The Logistics Performance Index, which measures the status of physical capital, customs processes, and other trade-related inputs, ranked Myanmar 149 out of 160 countries in 2014. In infrastructure Myanmar ranked 137 out of 160, below the average in both its region and its income group. This reflects a drop in rank from the 2012 index; as other countries with similar conditions saw accelerated improvements, Myanmar has failed to keep up.
China’s relationship with former Burma goes back decades; the apparently beneficial partnership is characterized by projects involving natural resources and energy. However, under the authoritarian regime, the relation was constantly interrupted. China sees Myanmar’s political changes as an occasion to further solid economic relations, as well as defending their interests in the region; since approximately 60% of Myanmar’s economy is controlled by the Chinese. The United States interests in the country are also notorious, with a market larger than South Korea and Singapore, Myanmar stands as a potential commercial partner. American investors in the country are avidly looking at Myanmar’s large reserves of gems, timber, mineral, oil and offshore natural gas. In addition to economic incentives for both the U.S and China, the stability of the country is relevant since a major religious conflict is developing, particularly targeting the Rohingya community.
Following former Secretary of State Hillary Clinton’s and President Obama’s visit to Myanmar in 2012, the US government lifted all non-military sanctions and committed $100 million of official development assistance. Additionally, development projects funded by the US-dominated World Bank have sought to address many issues in the country. In April 2015 The World Bank Group authorized a $100 million grant to the Agricultural Development Support Project to create more resilient crops, to establish irrigation infrastructure, and to increase productivity levels in the agriculture sector. This initiative aims to generate employment and increase incomes for over 120,000 farmers. The Myanmar Community Driven Development Project, another initiative financed by an $80 million grant from the World Bank, aims to close the infrastructure gap at a local level.
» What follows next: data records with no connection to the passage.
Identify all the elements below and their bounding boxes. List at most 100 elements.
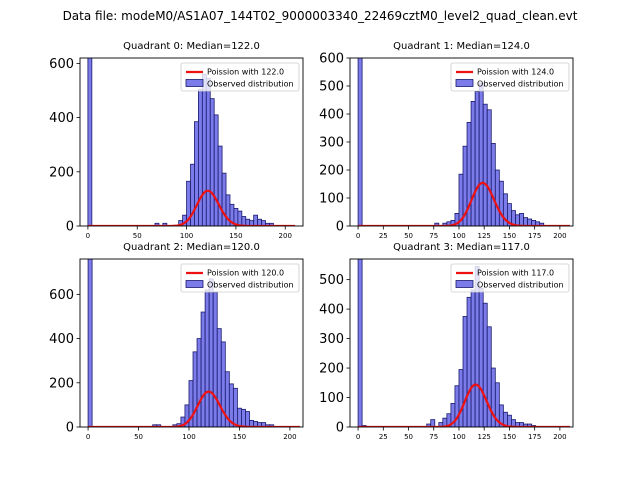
x-tick-label: 175 (528, 433, 541, 441)
x-tick-label: 200 (553, 232, 566, 240)
histogram-bar (213, 114, 219, 226)
axes-frame (79, 258, 304, 428)
histogram-bar (200, 311, 206, 427)
subplot-title: Quadrant 0: Median=122.0 (123, 41, 260, 52)
histogram-bar (430, 419, 436, 427)
histogram-bar (490, 142, 496, 226)
x-tick-label: 50 (404, 232, 413, 240)
y-tick-label: 400 (49, 111, 74, 126)
x-tick-label: 150 (503, 232, 516, 240)
x-tick-label: 0 (86, 433, 90, 441)
histogram-bar (245, 411, 250, 427)
legend: Poission with 124.0 Observed distribution (450, 62, 570, 92)
legend-label-observed: Observed distribution (207, 80, 294, 89)
histogram-bar (212, 291, 218, 427)
legend-label-poisson: Poission with 122.0 (207, 68, 284, 77)
histogram-bar (208, 278, 214, 427)
x-tick-label: 200 (553, 433, 566, 441)
x-tick-label: 150 (233, 433, 246, 441)
x-tick-label: 25 (379, 433, 388, 441)
histogram-bar (241, 408, 246, 427)
x-tick-label: 200 (279, 232, 292, 240)
quadrant-panel-2: Quadrant 2: Median=120.0 0 200 400 600 0 50 100… (49, 242, 304, 441)
histogram-bar (198, 88, 203, 226)
x-tick-label: 50 (133, 232, 142, 240)
x-tick-label: 200 (283, 433, 296, 441)
x-tick-label: 50 (404, 433, 413, 441)
histogram-bar (162, 222, 168, 226)
y-tick-label: 0 (66, 421, 74, 436)
histogram-bar (462, 316, 468, 427)
histogram-bar (498, 180, 504, 226)
legend: Poission with 120.0 Observed distribution (180, 263, 300, 293)
legend-label-observed: Observed distribution (477, 281, 564, 290)
x-tick-label: 0 (356, 433, 360, 441)
plot-area (357, 259, 570, 427)
histogram-bar-zero (87, 259, 93, 427)
legend: Poission with 122.0 Observed distribution (180, 62, 300, 92)
legend-label-poisson: Poission with 124.0 (477, 68, 554, 77)
x-tick-label: 100 (182, 433, 195, 441)
x-tick-label: 150 (503, 433, 516, 441)
histogram-bar (466, 296, 472, 427)
y-tick-label: 400 (49, 332, 74, 347)
x-tick-label: 50 (134, 433, 143, 441)
legend-bar-swatch (455, 79, 474, 87)
x-tick-label: 25 (379, 232, 388, 240)
legend-box (180, 62, 300, 92)
histogram-bar (204, 289, 210, 427)
y-tick-label: 500 (319, 80, 344, 95)
x-tick-label: 175 (528, 232, 541, 240)
y-tick-label: 500 (319, 273, 344, 288)
histogram-bar (237, 407, 242, 427)
y-tick-label: 400 (319, 303, 344, 318)
y-tick-label: 200 (49, 165, 74, 180)
histogram-bar-zero (357, 58, 363, 226)
legend-label-poisson: Poission with 117.0 (477, 269, 554, 278)
y-tick-label: 0 (336, 220, 344, 235)
y-tick-label: 200 (49, 376, 74, 391)
x-tick-label: 75 (429, 433, 438, 441)
histogram-bar (470, 289, 476, 427)
y-tick-label: 600 (49, 288, 74, 303)
histogram-bar (523, 217, 528, 226)
x-tick-label: 100 (180, 232, 193, 240)
plot-area (357, 58, 570, 226)
histogram-bar (269, 222, 274, 226)
y-tick-label: 100 (319, 391, 344, 406)
histogram-bar (478, 82, 484, 226)
poisson-curve (358, 181, 570, 226)
legend-label-poisson: Poission with 120.0 (207, 269, 284, 278)
quadrant-panel-1: Quadrant 1: Median=124.00100200300400500… (319, 41, 574, 240)
poisson-curve (358, 383, 570, 427)
legend-bar-swatch (185, 79, 204, 87)
x-tick-label: 100 (452, 433, 465, 441)
histogram-bar (458, 369, 464, 427)
subplot-title: Quadrant 2: Median=120.0 (123, 242, 260, 253)
histogram-bar-zero (87, 58, 93, 226)
figure-title: Data file: modeM0/AS1A07_144T02_90000033… (63, 9, 578, 23)
y-tick-label: 200 (319, 164, 344, 179)
histogram-bar (221, 172, 227, 226)
legend-bar-swatch (185, 280, 204, 288)
histogram-bar (192, 351, 198, 427)
quadrant-panel-0: Quadrant 0: Median=122.0 0 200 400 600 0 50 100… (49, 41, 304, 240)
x-tick-label: 100 (452, 232, 465, 240)
poisson-curve (88, 390, 300, 427)
legend-box (180, 263, 300, 293)
x-tick-label: 150 (229, 232, 242, 240)
y-tick-label: 600 (49, 57, 74, 72)
histogram-bar (201, 73, 207, 226)
axes-frame (79, 57, 304, 227)
quadrant-panel-3: Quadrant 3: Median=117.00100200300400500… (319, 242, 574, 441)
histogram-bar (482, 103, 488, 226)
legend-label-observed: Observed distribution (207, 281, 294, 290)
histogram-bar (482, 302, 488, 427)
y-tick-label: 300 (319, 136, 344, 151)
histogram-bar (209, 98, 215, 226)
legend: Poission with 117.0 Observed distribution (450, 263, 570, 293)
y-tick-label: 400 (319, 108, 344, 123)
legend-box (450, 62, 570, 92)
x-tick-label: 0 (356, 232, 360, 240)
subplot-title: Quadrant 1: Median=124.0 (393, 41, 530, 52)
The projects include school repairs and the construction of footpaths, feeder roads, water supply systems and health centers; it is expected to benefit over 900,000 people in nine different townships. This initiative involves a variety of stakeholders including civil society, NGOs, private sector, and local government officials.
The Chinese private sector is also a relevant actor in Myanmar. The 2015 Myanmar Infrastructure Summit aimed to promote private investment and stimulate partnerships with companies and foreign governments for strategic development in the country. The Mystone Dam in the Irrawaddy River, for example, is a $3.6 billion controversial initiative developed through a partnership with the Burmese Government’s Ministry of Electric Power, Asia World Company, and China Power Investment Corporation, to be completed by 2017, if challenges are overcome. The fifteenth largest hydroelectric dam in the world will yield the Burmese government around $4 billion in revenue; the energy output will be shared with China for the next 50 years.
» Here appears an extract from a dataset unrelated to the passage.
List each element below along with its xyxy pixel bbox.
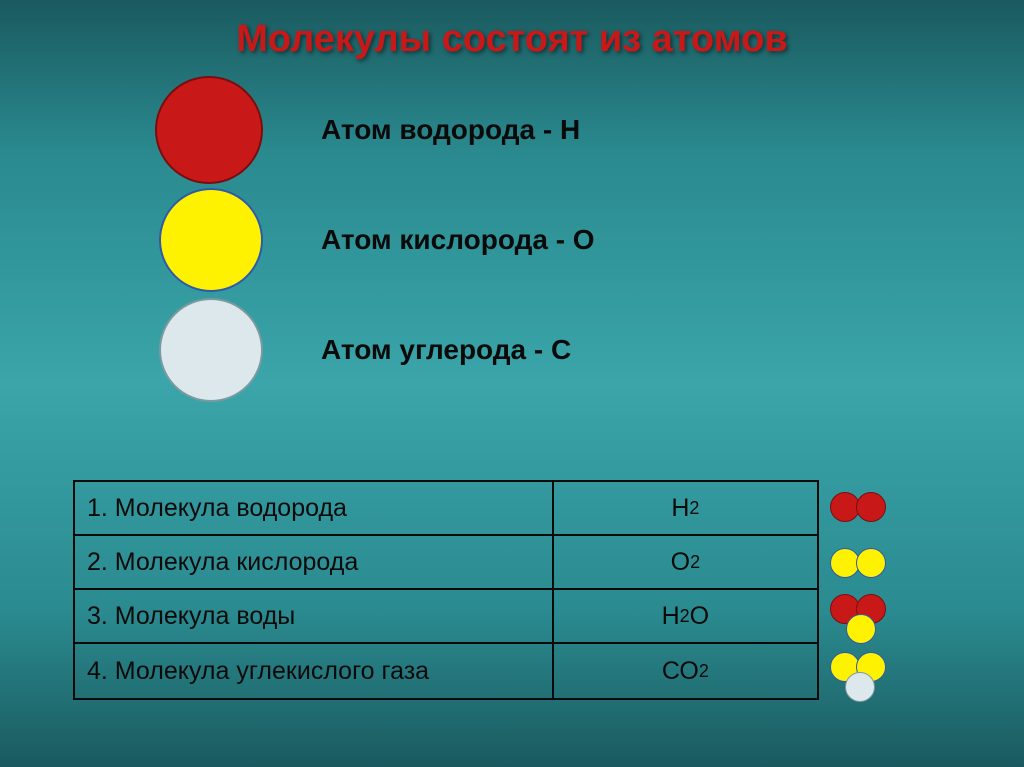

Projects like the Mystone Dam and recent events have raised questions about the future of Myanmar’s relationship with China. Aung San Suu Kyi was received by Chinese president Xi Jinping in Beijing’s Great Hall of the People in June 2015. There is much speculation especially about China’s underlying intentions in its attitude towards Myanmar’s opposition party and incorporation of the country into the One Belt One Road economic integration project. Even as China’s involvement with Myanmar appears to grow through these various engagements, many claim that it is in fact decreasing. Myanmar’s citizens and former dissidents are raising concerns and public critics regarding the relationship with China, which is perceived as damaging
Once the former largest exporter of rice in the world, Myanmar now must grapple with constraints that range from a lack of workers to a lack of capital and infrastructure. Despite these impediments, Myanmar has incredible potential; its large stocks of natural resources and its strategic location between India and China make its development an appealing foreign investment, both for the US and for China. The question that remains is who is going to fulfill this infrastructure financing gap, and what conditions will determine the donor/investor-recipient relationship.